Mi amado Señor, en mi oración de esta noche te pido por todos los dolores que hay en el mundo, tan vivos que queman, tan hondos que inundan, tan arrasadores que destruyen y tan violentos que dominan, pero con tu bendita misericordia que todo lo puede, la paz triunfará.

Hay ríos, tan alegres, que ahora están llorando, muchas lámparas limpias, que ahora están opacas, las montañas más altas, están escondidas y muchos de los cántaros vacíos, pero los que en Ti confiamos, mi amado Señor seguinos creyendo en tu amor, que todo lo puede.

Hay muchas espinas dentro del corazón de tantos hombres y dentro de su ser tienen un quejido sordo, con heridas abiertas y dolores que aplastan a muchas personas, pero mi amado Señor nosotros creemos y esperamos en tu amor que todo lo puede.

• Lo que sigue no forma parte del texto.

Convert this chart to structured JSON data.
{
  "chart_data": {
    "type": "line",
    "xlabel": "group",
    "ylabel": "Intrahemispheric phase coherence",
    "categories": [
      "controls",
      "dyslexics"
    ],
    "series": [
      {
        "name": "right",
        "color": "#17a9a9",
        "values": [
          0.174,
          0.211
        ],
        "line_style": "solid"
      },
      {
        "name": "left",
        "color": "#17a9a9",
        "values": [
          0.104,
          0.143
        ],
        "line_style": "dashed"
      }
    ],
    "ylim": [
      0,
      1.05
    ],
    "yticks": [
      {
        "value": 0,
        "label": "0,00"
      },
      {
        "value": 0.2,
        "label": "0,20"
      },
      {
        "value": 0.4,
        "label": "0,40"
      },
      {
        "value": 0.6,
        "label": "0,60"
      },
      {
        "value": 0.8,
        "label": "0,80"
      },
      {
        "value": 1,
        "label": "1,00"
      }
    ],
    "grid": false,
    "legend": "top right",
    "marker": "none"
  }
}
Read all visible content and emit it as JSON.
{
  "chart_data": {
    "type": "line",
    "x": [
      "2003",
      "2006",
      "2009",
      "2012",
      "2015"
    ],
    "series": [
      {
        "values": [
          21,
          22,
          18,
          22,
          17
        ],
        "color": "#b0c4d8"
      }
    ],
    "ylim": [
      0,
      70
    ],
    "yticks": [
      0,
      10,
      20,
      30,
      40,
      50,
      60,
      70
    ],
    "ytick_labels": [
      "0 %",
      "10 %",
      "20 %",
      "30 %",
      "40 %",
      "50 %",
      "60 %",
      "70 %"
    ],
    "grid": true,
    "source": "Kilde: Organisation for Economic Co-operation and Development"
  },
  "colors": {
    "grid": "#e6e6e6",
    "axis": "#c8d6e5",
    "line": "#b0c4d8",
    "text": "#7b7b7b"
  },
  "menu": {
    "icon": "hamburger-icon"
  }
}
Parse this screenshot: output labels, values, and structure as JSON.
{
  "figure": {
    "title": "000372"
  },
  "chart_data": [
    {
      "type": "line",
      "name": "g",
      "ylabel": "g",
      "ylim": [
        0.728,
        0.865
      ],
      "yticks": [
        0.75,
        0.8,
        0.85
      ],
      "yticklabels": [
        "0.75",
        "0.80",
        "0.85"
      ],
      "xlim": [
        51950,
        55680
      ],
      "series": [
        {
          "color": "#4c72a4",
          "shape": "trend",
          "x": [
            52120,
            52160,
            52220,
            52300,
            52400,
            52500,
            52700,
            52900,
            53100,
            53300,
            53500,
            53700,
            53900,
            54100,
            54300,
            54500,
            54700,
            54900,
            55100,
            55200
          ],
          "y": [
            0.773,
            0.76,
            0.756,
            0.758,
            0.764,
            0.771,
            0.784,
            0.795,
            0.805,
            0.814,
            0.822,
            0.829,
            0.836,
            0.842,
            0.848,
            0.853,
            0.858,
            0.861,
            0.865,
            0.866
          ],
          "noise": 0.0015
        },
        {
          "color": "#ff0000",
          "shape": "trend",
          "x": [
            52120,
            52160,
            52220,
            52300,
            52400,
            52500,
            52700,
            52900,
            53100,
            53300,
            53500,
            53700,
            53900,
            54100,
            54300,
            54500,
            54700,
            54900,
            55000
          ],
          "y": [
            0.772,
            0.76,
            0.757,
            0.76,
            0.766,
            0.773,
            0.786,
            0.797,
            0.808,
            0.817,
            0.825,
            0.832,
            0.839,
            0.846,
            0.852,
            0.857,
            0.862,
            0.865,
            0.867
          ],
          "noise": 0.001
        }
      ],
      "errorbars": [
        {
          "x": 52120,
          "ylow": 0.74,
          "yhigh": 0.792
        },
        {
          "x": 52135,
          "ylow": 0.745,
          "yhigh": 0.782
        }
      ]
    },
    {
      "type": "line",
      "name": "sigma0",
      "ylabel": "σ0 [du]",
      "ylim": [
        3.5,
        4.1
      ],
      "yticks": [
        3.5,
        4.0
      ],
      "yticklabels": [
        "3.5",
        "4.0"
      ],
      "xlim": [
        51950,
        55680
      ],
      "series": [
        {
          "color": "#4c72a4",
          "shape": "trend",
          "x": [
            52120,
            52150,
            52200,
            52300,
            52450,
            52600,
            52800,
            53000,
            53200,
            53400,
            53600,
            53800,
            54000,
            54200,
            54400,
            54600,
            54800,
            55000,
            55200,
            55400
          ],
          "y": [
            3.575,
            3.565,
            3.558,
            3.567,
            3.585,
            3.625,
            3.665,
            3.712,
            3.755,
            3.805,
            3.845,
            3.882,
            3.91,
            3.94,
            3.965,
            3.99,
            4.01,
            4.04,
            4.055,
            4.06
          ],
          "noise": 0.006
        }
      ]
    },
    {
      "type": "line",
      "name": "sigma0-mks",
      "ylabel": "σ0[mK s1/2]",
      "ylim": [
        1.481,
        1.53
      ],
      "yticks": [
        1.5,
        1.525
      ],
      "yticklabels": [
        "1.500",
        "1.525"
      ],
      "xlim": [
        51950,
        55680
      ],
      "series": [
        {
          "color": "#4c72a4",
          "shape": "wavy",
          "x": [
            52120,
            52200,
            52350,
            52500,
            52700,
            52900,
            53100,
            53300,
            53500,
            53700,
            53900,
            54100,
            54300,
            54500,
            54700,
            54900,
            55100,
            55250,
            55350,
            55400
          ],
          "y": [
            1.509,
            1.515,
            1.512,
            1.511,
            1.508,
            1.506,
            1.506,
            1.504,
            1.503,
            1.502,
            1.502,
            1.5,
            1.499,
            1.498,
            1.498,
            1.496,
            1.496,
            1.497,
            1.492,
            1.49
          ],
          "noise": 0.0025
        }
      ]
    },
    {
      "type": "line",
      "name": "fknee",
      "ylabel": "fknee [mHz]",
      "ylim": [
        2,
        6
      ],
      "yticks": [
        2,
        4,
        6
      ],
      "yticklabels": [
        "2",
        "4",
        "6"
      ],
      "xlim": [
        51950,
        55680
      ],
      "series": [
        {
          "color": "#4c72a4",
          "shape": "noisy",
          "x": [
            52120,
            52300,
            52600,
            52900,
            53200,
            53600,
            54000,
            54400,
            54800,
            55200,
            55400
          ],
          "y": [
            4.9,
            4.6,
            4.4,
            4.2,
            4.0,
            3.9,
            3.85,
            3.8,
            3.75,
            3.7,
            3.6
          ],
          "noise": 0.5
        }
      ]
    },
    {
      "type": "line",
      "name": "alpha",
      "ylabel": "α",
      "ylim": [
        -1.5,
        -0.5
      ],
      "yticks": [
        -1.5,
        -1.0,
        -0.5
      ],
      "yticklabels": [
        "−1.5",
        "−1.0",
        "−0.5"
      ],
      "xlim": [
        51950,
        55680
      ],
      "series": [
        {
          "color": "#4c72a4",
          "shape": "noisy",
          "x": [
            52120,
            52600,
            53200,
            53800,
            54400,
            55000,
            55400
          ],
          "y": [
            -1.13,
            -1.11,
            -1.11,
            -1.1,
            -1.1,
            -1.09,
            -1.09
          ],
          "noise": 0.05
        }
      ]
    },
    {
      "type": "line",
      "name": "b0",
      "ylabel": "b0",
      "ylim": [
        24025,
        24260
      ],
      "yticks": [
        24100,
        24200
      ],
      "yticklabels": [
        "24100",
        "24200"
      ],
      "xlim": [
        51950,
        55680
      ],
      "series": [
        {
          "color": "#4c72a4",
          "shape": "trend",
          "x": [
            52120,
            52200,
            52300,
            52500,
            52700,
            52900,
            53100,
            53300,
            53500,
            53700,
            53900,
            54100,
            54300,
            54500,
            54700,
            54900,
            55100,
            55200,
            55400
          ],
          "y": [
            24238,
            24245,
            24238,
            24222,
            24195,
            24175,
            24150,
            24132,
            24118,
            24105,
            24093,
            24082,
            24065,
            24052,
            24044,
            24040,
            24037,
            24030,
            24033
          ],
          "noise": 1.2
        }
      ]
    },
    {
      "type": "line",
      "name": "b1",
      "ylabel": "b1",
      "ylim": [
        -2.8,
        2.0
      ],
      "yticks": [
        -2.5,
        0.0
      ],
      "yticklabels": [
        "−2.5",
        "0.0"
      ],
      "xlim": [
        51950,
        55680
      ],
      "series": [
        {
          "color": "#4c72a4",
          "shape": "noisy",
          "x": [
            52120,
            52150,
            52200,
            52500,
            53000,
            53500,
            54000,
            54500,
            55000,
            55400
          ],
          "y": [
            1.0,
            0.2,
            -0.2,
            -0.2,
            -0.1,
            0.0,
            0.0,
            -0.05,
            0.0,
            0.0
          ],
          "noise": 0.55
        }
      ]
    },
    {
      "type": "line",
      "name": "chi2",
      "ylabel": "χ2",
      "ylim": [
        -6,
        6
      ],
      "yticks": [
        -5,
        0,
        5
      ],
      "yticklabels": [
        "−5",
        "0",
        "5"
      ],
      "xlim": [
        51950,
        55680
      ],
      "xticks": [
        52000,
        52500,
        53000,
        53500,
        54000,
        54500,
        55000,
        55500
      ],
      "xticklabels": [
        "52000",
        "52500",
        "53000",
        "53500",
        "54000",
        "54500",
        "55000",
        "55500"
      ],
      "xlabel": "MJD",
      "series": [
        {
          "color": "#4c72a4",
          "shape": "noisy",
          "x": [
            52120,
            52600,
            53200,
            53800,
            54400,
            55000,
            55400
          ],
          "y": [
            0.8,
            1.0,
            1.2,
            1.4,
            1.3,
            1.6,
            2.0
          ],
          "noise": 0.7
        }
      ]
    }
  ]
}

Pero más allá, en lo más hondo de nuestros corazones, en la médula de nuestros huesos, disuelta en la sangre que circula en nuestros cuerpos, tenemos la inmensa fe y esperanza en un Dios verdadero y resucitado, que nunca nos abandona y que siempre triunfa, porque en tu amor, todo lo podemos Señor.

Concédenos tu santa bendición en esta noche, para que la paz y bien reinen en el mundo por siempre Señor... Amén.